Asking about the difference between 'Inbound' and 'Content' marketing is a bit like asking, 'what's the difference between gasoline and a car?'
One makes the car 'go' and the other is the vehicle itself — the engineering and design of all the assembled and integrated technologies that allow you to leverage the energy created by the fuel, to gain momentum and go somewhere. The vehicle, in a marketing sense, is an overarching strategy that is based on full visibility, metrics and integration with every prospect touchpoint.
The fuel.
'Content marketing' has been a mainstay of digital lead-gen strategies for a while. It refers to the general idea of creating and promoting relevant content that can help generate awareness and engagement among a defined audience.
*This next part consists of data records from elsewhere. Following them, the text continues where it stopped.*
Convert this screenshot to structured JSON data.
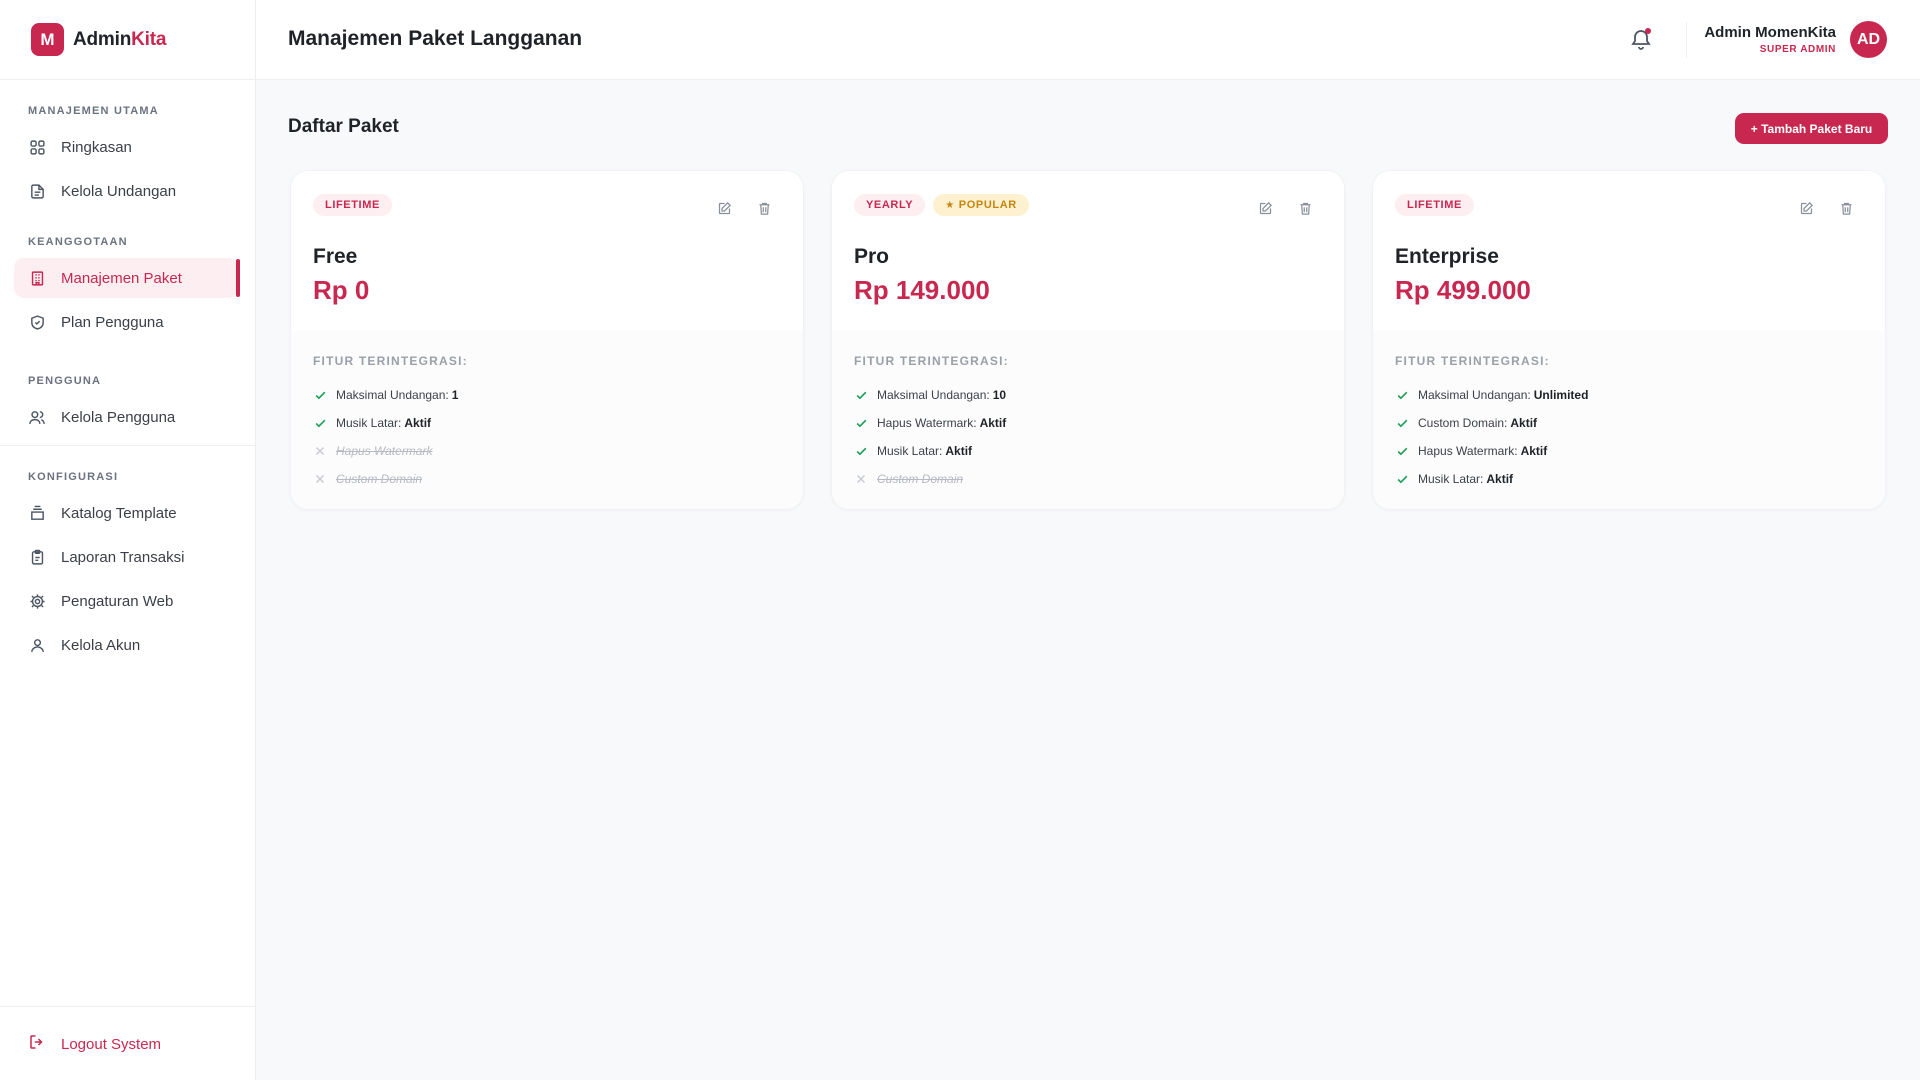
{
  "brand": {
    "logo_letter": "M",
    "name_part1": "Admin",
    "name_part2": "Kita",
    "accent": "#c8284f"
  },
  "sidebar": {
    "sections": [
      {
        "label": "MANAJEMEN UTAMA"
      },
      {
        "label": "KEANGGOTAAN"
      },
      {
        "label": "PENGGUNA"
      },
      {
        "label": "KONFIGURASI"
      }
    ],
    "items": [
      {
        "label": "Ringkasan",
        "icon": "grid-icon"
      },
      {
        "label": "Kelola Undangan",
        "icon": "document-icon"
      },
      {
        "label": "Manajemen Paket",
        "icon": "building-icon",
        "active": true
      },
      {
        "label": "Plan Pengguna",
        "icon": "shield-icon"
      },
      {
        "label": "Kelola Pengguna",
        "icon": "users-icon"
      },
      {
        "label": "Katalog Template",
        "icon": "layers-icon"
      },
      {
        "label": "Laporan Transaksi",
        "icon": "clipboard-icon"
      },
      {
        "label": "Pengaturan Web",
        "icon": "gear-icon"
      },
      {
        "label": "Kelola Akun",
        "icon": "user-icon"
      }
    ],
    "logout_label": "Logout System"
  },
  "header": {
    "title": "Manajemen Paket Langganan",
    "user_name": "Admin MomenKita",
    "user_role": "SUPER ADMIN",
    "avatar_initials": "AD"
  },
  "main": {
    "section_title": "Daftar Paket",
    "add_button_label": "+ Tambah Paket Baru",
    "features_title": "FITUR TERINTEGRASI:",
    "plans": [
      {
        "badge": "LIFETIME",
        "name": "Free",
        "price": "Rp 0",
        "features": [
          {
            "label": "Maksimal Undangan:",
            "value": "1",
            "enabled": true
          },
          {
            "label": "Musik Latar:",
            "value": "Aktif",
            "enabled": true
          },
          {
            "label": "Hapus Watermark",
            "value": "",
            "enabled": false
          },
          {
            "label": "Custom Domain",
            "value": "",
            "enabled": false
          }
        ]
      },
      {
        "badge": "YEARLY",
        "popular_badge": "POPULAR",
        "name": "Pro",
        "price": "Rp 149.000",
        "features": [
          {
            "label": "Maksimal Undangan:",
            "value": "10",
            "enabled": true
          },
          {
            "label": "Hapus Watermark:",
            "value": "Aktif",
            "enabled": true
          },
          {
            "label": "Musik Latar:",
            "value": "Aktif",
            "enabled": true
          },
          {
            "label": "Custom Domain",
            "value": "",
            "enabled": false
          }
        ]
      },
      {
        "badge": "LIFETIME",
        "name": "Enterprise",
        "price": "Rp 499.000",
        "features": [
          {
            "label": "Maksimal Undangan:",
            "value": "Unlimited",
            "enabled": true
          },
          {
            "label": "Custom Domain:",
            "value": "Aktif",
            "enabled": true
          },
          {
            "label": "Hapus Watermark:",
            "value": "Aktif",
            "enabled": true
          },
          {
            "label": "Musik Latar:",
            "value": "Aktif",
            "enabled": true
          }
        ]
      }
    ]
  }
}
It traditionally leverages keyword strategy to try to improve how easy it is for prospects to find your solution via online search.
Let's face it, the idea that content should be relevant to an audience does not require a PhD. Actually making it relevant does require some thinking, and there are some great content marketers out there who are creating some on-point, helpful content on a regular basis. (Two of my favourites are Tangerine's Forward Thinking blog, and Bell MTS's Business Hub).
In business, everything is content. Every web page, every product brochure, every sales deck, every social post, every touchpoint with a prospect says something about your offering, your solution, your brand. Content has been at the heart of marketing since the dawn of commerce.
With the emergence of SEO it took on a specific and important role, as keyword optimization became critical to discoverability. Rankings were often determined by quantities of keywords and links. The race was on — organizations jumped on the modern 'content' bandwagon and start pumping out blog posts and emails laden with strategic keywords. (Things have changed with search — it's now about topic authority and intent. Learn more about that here.)
This accounts for your clogged up inbox, and your endlessly refreshed and updated LinkedIn feeds where more 'thought leaders' have emerged than you ever thought possible. They share content, ideas, thoughts, challenges, problems, solutions. No doubt there is a some genuinely good content in this sea of white content noise.
Whether or not content is in fact relevant and useful, 'content' on it's own is not a strategy. It's the fuel for a strategy.
The vehicle.
'Inbound' is an end-to-end marketing methodology that leverages relevant content as part of a wider, integrated strategy. It places buyer persona at the very center of every experience, and neccessitates that content be executed for each stage of that persona's Buyer's Journey (Awareness, Consideration and Decision).
It is wrapped in a delivery mechanism (metrics, automation, lead handling methodology) that draws prospects further along that Buyer's Journey. It endeavours to create a frictionless customer experience, end-to-end, in which a prospect comes towards your solution versus you pushing it out to them.
The feeling created around this type of marketing is meant to be reflected in the service offering itself. It is direct, friendly, relentlessly helpful and dependable. (Learn more about the Inbound Methodology here.)
So it's accurate to say that 'content marketing' is a component of the Inbound Methodology.
On its own, it's simply a tactic that can be used sporadically in different ways, at different times, by different teams. As part of a wider, intelligently-designed customer-centric nurture experience, it's the fuel for something much bigger.